Hello aryaone,
I recently went through this process at a corporation. I managed an
existing standard hours Help Desk which was going to be expanded to
24/7/365 and I needed to put together a proposal, one of the issues
being staffing. Some of the things that had to be taken into
consideration were:
- fucntions supported (e.g. applications, equipment, network,
communications, etc.)
- staff costs (e.g. salary, dollar values for vacation time/sick
time/training, cross-training costs, pager compensation, etc.)
- management of additional staff (during off-hours coverage, if
applicable)
- cost of transitioning knowledge transfer to an outsourcer
- cost of equipment and/or time to permit an outsourcer access to your
corporation's infrastructure (network, routers, etc.)
- initial and ongoing costs to be paid to the outsourcer
- language issues (if users are global) - i.e. can the outsource
company provide language translators or do they have multilingual
staff available
- procedures for outsource companies if their staff are sick or on
vacation
- procedures for accessing calls logged by the outsourcer (and for
them to access your call logging system)
- buy-in from affected parties (e.g. Help Desk staff at other of the
corporation's sites, business managers, users, etc.)
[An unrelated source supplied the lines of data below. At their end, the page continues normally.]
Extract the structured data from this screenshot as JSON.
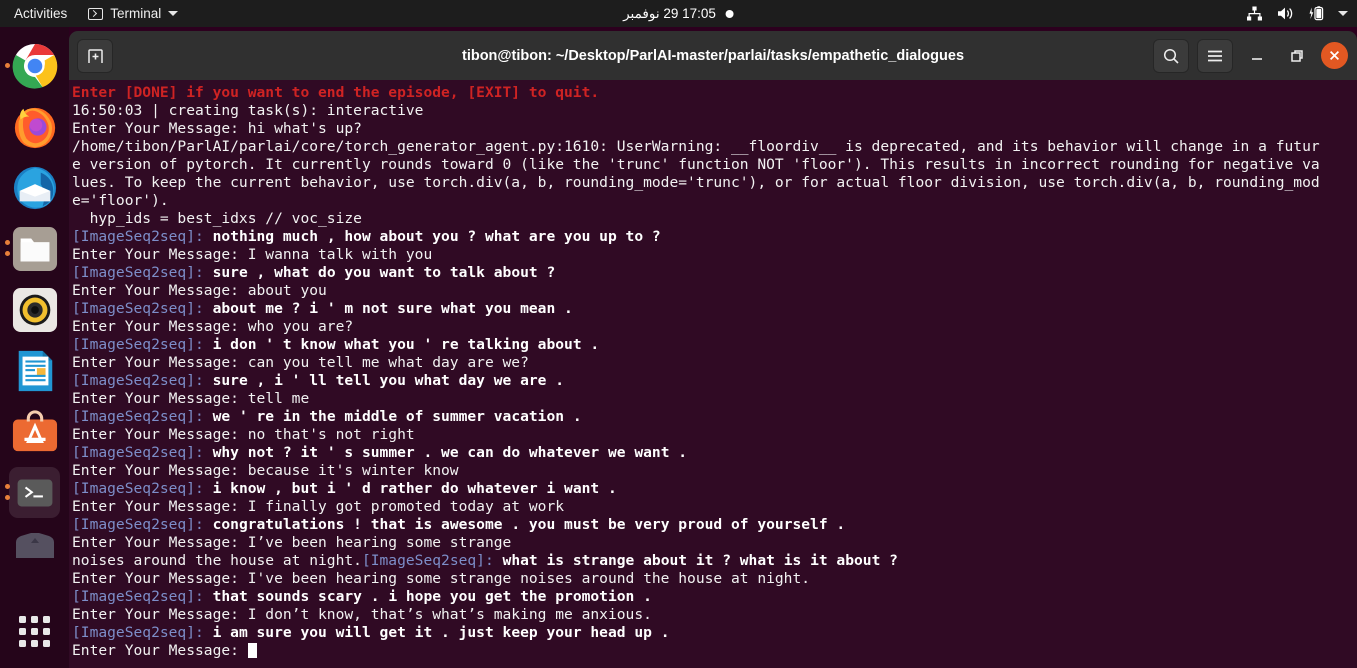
{
  "topbar": {
    "activities": "Activities",
    "app_menu": "Terminal",
    "app_icon": "terminal-icon",
    "menu_arrow_icon": "chevron-down-icon",
    "clock": "17:05  29 نوفمبر",
    "recording_indicator_icon": "record-dot-icon",
    "tray_icons": [
      "network-icon",
      "volume-icon",
      "battery-charging-icon",
      "chevron-down-icon"
    ]
  },
  "dock": {
    "items": [
      {
        "name": "google-chrome",
        "icon": "chrome-icon",
        "running": true
      },
      {
        "name": "firefox",
        "icon": "firefox-icon",
        "running": false
      },
      {
        "name": "thunderbird",
        "icon": "thunderbird-icon",
        "running": false
      },
      {
        "name": "files",
        "icon": "files-icon",
        "running": true
      },
      {
        "name": "rhythmbox",
        "icon": "rhythmbox-icon",
        "running": false
      },
      {
        "name": "libreoffice-writer",
        "icon": "libreoffice-writer-icon",
        "running": false
      },
      {
        "name": "ubuntu-software",
        "icon": "ubuntu-software-icon",
        "running": false
      },
      {
        "name": "terminal",
        "icon": "terminal-icon",
        "running": true,
        "active": true
      },
      {
        "name": "trash",
        "icon": "trash-icon",
        "running": false
      }
    ],
    "show_apps": "show-applications-icon"
  },
  "window": {
    "title": "tibon@tibon: ~/Desktop/ParlAI-master/parlai/tasks/empathetic_dialogues",
    "new_tab_icon": "new-tab-icon",
    "search_icon": "search-icon",
    "menu_icon": "hamburger-menu-icon",
    "minimize_icon": "minimize-icon",
    "maximize_icon": "maximize-icon",
    "close_icon": "close-icon"
  },
  "terminal": {
    "prompt": "Enter Your Message: ",
    "agent_label": "[ImageSeq2seq]: ",
    "lines": [
      {
        "type": "red",
        "text": "Enter [DONE] if you want to end the episode, [EXIT] to quit."
      },
      {
        "type": "plain",
        "text": "16:50:03 | creating task(s): interactive"
      },
      {
        "type": "plain",
        "text": "Enter Your Message: hi what's up?"
      },
      {
        "type": "plain",
        "text": "/home/tibon/ParlAI/parlai/core/torch_generator_agent.py:1610: UserWarning: __floordiv__ is deprecated, and its behavior will change in a futur"
      },
      {
        "type": "plain",
        "text": "e version of pytorch. It currently rounds toward 0 (like the 'trunc' function NOT 'floor'). This results in incorrect rounding for negative va"
      },
      {
        "type": "plain",
        "text": "lues. To keep the current behavior, use torch.div(a, b, rounding_mode='trunc'), or for actual floor division, use torch.div(a, b, rounding_mod"
      },
      {
        "type": "plain",
        "text": "e='floor')."
      },
      {
        "type": "plain",
        "text": "  hyp_ids = best_idxs // voc_size"
      },
      {
        "type": "agent",
        "label": "[ImageSeq2seq]: ",
        "text": "nothing much , how about you ? what are you up to ?"
      },
      {
        "type": "plain",
        "text": "Enter Your Message: I wanna talk with you"
      },
      {
        "type": "agent",
        "label": "[ImageSeq2seq]: ",
        "text": "sure , what do you want to talk about ?"
      },
      {
        "type": "plain",
        "text": "Enter Your Message: about you"
      },
      {
        "type": "agent",
        "label": "[ImageSeq2seq]: ",
        "text": "about me ? i ' m not sure what you mean ."
      },
      {
        "type": "plain",
        "text": "Enter Your Message: who you are?"
      },
      {
        "type": "agent",
        "label": "[ImageSeq2seq]: ",
        "text": "i don ' t know what you ' re talking about ."
      },
      {
        "type": "plain",
        "text": "Enter Your Message: can you tell me what day are we?"
      },
      {
        "type": "agent",
        "label": "[ImageSeq2seq]: ",
        "text": "sure , i ' ll tell you what day we are ."
      },
      {
        "type": "plain",
        "text": "Enter Your Message: tell me"
      },
      {
        "type": "agent",
        "label": "[ImageSeq2seq]: ",
        "text": "we ' re in the middle of summer vacation ."
      },
      {
        "type": "plain",
        "text": "Enter Your Message: no that's not right"
      },
      {
        "type": "agent",
        "label": "[ImageSeq2seq]: ",
        "text": "why not ? it ' s summer . we can do whatever we want ."
      },
      {
        "type": "plain",
        "text": "Enter Your Message: because it's winter know"
      },
      {
        "type": "agent",
        "label": "[ImageSeq2seq]: ",
        "text": "i know , but i ' d rather do whatever i want ."
      },
      {
        "type": "plain",
        "text": "Enter Your Message: I finally got promoted today at work"
      },
      {
        "type": "agent",
        "label": "[ImageSeq2seq]: ",
        "text": "congratulations ! that is awesome . you must be very proud of yourself ."
      },
      {
        "type": "plain",
        "text": "Enter Your Message: I’ve been hearing some strange"
      },
      {
        "type": "mixed",
        "pre": "noises around the house at night.",
        "label": "[ImageSeq2seq]: ",
        "text": "what is strange about it ? what is it about ?"
      },
      {
        "type": "plain",
        "text": "Enter Your Message: I've been hearing some strange noises around the house at night."
      },
      {
        "type": "agent",
        "label": "[ImageSeq2seq]: ",
        "text": "that sounds scary . i hope you get the promotion ."
      },
      {
        "type": "plain",
        "text": "Enter Your Message: I don’t know, that’s what’s making me anxious."
      },
      {
        "type": "agent",
        "label": "[ImageSeq2seq]: ",
        "text": "i am sure you will get it . just keep your head up ."
      },
      {
        "type": "cursor",
        "text": "Enter Your Message: "
      }
    ]
  },
  "colors": {
    "terminal_bg": "#300a24",
    "error_red": "#cf2323",
    "agent_blue": "#7d8ec9",
    "titlebar": "#303030",
    "close_button": "#e25822",
    "topbar": "#1d1d1d"
  }
}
The list goes on and I'm sure you know all the above and more. The
reason I mentioned all of this was because I prepared my feasibility
study from pulling information from the HR department, who were able
to provide info on industry trends (e.g salaries, pager compensation,
etc). But in order to get the comparison of internal vs external
staff, I contacted the Gartner Group. However, our corporation is a
member (i.e. it's not free - they pay annually - I don't know the
cost). I first did my searches on their site for "outsource help desk"
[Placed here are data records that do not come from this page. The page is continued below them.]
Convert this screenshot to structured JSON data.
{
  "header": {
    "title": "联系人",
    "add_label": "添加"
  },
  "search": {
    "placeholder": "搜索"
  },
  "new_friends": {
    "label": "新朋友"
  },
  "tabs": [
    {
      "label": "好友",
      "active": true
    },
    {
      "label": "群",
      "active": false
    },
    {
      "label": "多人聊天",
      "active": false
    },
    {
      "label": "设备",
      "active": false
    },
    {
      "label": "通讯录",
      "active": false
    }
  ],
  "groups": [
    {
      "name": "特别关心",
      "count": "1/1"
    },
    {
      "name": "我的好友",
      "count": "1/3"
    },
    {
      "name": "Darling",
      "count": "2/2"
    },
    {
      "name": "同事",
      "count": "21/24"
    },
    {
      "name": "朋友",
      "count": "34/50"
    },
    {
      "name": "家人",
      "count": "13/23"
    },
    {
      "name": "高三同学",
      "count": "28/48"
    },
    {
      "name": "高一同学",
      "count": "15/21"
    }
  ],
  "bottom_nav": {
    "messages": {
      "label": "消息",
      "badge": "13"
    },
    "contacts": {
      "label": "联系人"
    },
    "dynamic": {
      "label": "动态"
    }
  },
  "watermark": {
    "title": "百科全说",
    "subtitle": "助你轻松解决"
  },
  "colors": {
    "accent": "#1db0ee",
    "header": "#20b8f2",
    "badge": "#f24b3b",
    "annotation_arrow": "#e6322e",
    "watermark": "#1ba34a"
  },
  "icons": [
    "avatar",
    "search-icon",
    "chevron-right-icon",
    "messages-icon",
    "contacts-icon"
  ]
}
and various other variations and was able to access a tremendous
amount of information, including the top outsource companies. For more
detailed questions, I was able to call their analysts.
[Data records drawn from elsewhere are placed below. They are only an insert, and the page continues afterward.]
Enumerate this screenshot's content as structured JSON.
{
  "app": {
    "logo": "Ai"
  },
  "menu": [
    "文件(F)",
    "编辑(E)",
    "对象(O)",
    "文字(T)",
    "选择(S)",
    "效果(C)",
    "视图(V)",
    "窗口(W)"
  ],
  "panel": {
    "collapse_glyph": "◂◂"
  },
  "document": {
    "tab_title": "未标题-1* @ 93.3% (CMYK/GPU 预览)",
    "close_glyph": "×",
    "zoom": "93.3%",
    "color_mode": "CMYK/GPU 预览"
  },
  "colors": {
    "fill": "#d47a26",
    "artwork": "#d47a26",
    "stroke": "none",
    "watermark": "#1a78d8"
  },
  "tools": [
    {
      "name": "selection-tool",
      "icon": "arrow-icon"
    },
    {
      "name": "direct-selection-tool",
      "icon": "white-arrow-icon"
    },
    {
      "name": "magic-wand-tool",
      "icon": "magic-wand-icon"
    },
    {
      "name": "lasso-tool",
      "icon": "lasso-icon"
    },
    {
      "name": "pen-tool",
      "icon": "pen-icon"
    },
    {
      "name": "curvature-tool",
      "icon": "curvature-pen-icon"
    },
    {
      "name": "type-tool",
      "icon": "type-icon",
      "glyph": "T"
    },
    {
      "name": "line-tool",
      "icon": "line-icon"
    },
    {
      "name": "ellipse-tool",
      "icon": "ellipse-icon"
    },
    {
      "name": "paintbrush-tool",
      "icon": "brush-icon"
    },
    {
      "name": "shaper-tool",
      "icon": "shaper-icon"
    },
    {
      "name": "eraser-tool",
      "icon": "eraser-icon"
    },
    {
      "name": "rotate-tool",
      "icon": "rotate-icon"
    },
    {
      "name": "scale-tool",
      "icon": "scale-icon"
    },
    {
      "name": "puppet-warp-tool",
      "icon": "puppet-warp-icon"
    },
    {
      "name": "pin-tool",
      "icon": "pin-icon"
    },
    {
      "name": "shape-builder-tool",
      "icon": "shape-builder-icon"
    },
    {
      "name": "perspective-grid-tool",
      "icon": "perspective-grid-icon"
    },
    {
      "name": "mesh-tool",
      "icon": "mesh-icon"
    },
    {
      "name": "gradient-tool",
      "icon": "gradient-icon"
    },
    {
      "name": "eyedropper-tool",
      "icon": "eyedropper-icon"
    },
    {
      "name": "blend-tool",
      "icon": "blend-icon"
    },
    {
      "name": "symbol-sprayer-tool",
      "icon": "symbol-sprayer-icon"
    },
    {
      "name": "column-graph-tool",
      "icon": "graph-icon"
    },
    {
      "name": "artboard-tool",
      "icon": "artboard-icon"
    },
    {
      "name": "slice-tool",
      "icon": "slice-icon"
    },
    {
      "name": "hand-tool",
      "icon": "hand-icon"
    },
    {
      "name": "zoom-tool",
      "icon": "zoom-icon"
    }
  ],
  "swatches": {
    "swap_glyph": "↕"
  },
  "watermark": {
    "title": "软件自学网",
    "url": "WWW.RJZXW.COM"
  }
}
The Gartner Group's website is:
http://www4.gartner.com/Init
You can search their site for free and find documents. However, you
can only look at the topics the documents cover.
Gartner has been around for some time (over 20 years) and they are a
leader in the business of identifying and analyzing trends and
technologies worldwide.
Good luck with your feasibility study. It's challenging but an
interesting, educational and enjoyable process.